If we use the definition of Kai Erikson, we can argue that the arrival of the communists to power in Central and Eastern Europe provoked a cultural trauma. According to Erikson, a cultural trauma is "a blow to the basic tissues of social life that damages the bonds attaching people together and impairs the prevailing sense of communality." Furthermore, the concept of cultural trauma can be instrumental in understanding the way people talk about events which disrupted their personal, social and collective life. Jeffrey C. Alexander underlines that cultural trauma provides meaning to the narratives of individuals and communities "when … (they) feel they have been subjected to a horrendous event that leaves indelible marks upon their group consciousness, marking their memories forever and changing their future identity in fundamental and irrevocable ways."

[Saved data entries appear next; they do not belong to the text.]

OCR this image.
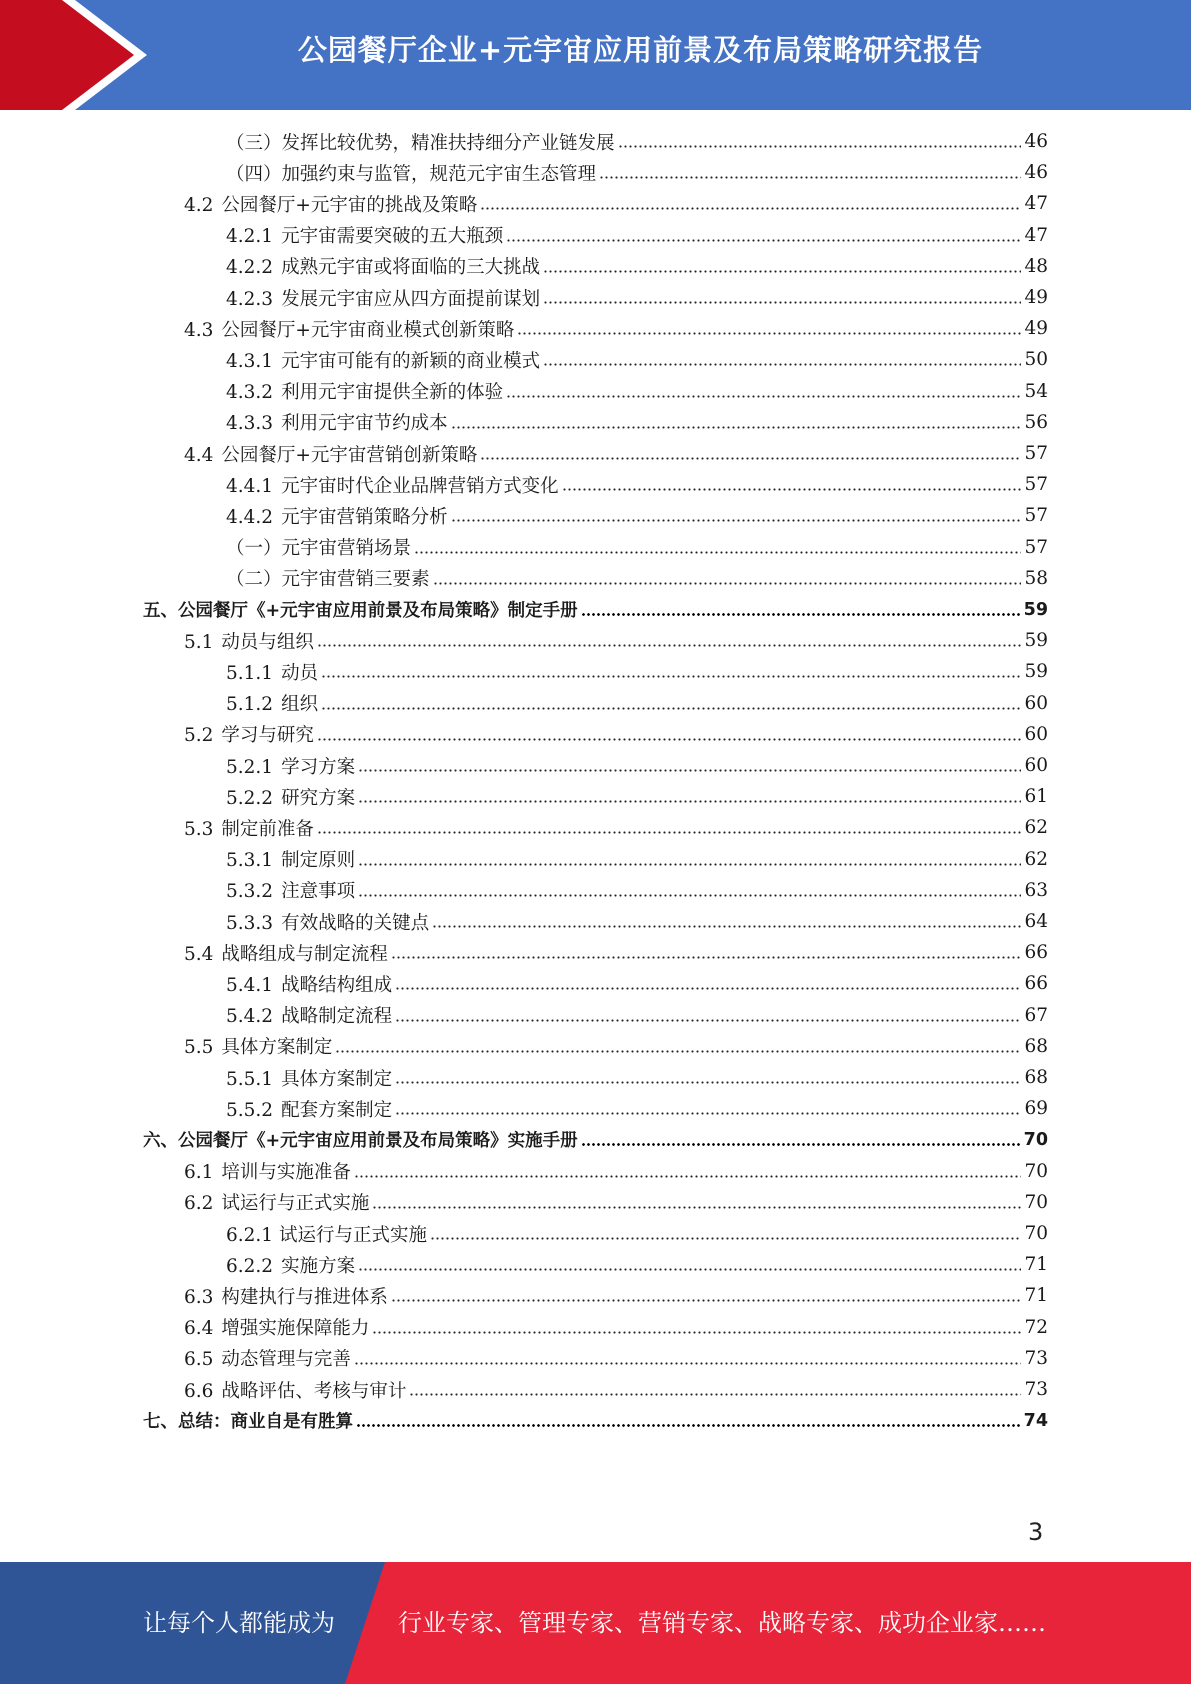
公园餐厅企业+元宇宙应用前景及布局策略研究报告
（三）发挥比较优势，精准扶持细分产业链发展	46
（四）加强约束与监管，规范元宇宙生态管理	46
4.2 公园餐厅+元宇宙的挑战及策略	47
4.2.1 元宇宙需要突破的五大瓶颈	47
4.2.2 成熟元宇宙或将面临的三大挑战	48
4.2.3 发展元宇宙应从四方面提前谋划	49
4.3 公园餐厅+元宇宙商业模式创新策略	49
4.3.1 元宇宙可能有的新颖的商业模式	50
4.3.2 利用元宇宙提供全新的体验	54
4.3.3 利用元宇宙节约成本	56
4.4 公园餐厅+元宇宙营销创新策略	57
4.4.1 元宇宙时代企业品牌营销方式变化	57
4.4.2 元宇宙营销策略分析	57
（一）元宇宙营销场景	57
（二）元宇宙营销三要素	58
五、公园餐厅《+元宇宙应用前景及布局策略》制定手册	59
5.1 动员与组织	59
5.1.1 动员	59
5.1.2 组织	60
5.2 学习与研究	60
5.2.1 学习方案	60
5.2.2 研究方案	61
5.3 制定前准备	62
5.3.1 制定原则	62
5.3.2 注意事项	63
5.3.3 有效战略的关键点	64
5.4 战略组成与制定流程	66
5.4.1 战略结构组成	66
5.4.2 战略制定流程	67
5.5 具体方案制定	68
5.5.1 具体方案制定	68
5.5.2 配套方案制定	69
六、公园餐厅《+元宇宙应用前景及布局策略》实施手册	70
6.1 培训与实施准备	70
6.2 试运行与正式实施	70
6.2.1 试运行与正式实施	70
6.2.2 实施方案	71
6.3 构建执行与推进体系	71
6.4 增强实施保障能力	72
6.5 动态管理与完善	73
6.6 战略评估、考核与审计	73
七、总结：商业自是有胜算	74
3
让每个人都能成为	行业专家、管理专家、营销专家、战略专家、成功企业家……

Based on my previous research findings, I can argue that we can understand the narratives of repressed people as well as of the first generation born after the WWII through the concept of cultural trauma. In order to see if cultural trauma can also explain the discourse of second and third generations of people born during communism and/or soon after its fall, I have collected interviews with children and grandchildren of the former political detainees. I was wondering if their discourse is also fashioned by the cultural trauma lived and narrated by theirs ancestors. Several questions are to be answered after the thematic and structural analysis of the sources: Has cultural trauma impacted the life trajectories of the off-spring of the repressed people? Does it create specific attitudes towards the society, the social group, etc.? Can we talk about a postgeneration creating its postmemory? Does the cultural memory play a role in fashioning these generations memories or are they solely influenced by the communicative memory? Do the children/grand-children of former political detainees deliver a similar discourse? How they build their own relationship with the past of their ancestors but also of their community, social group, and the today society?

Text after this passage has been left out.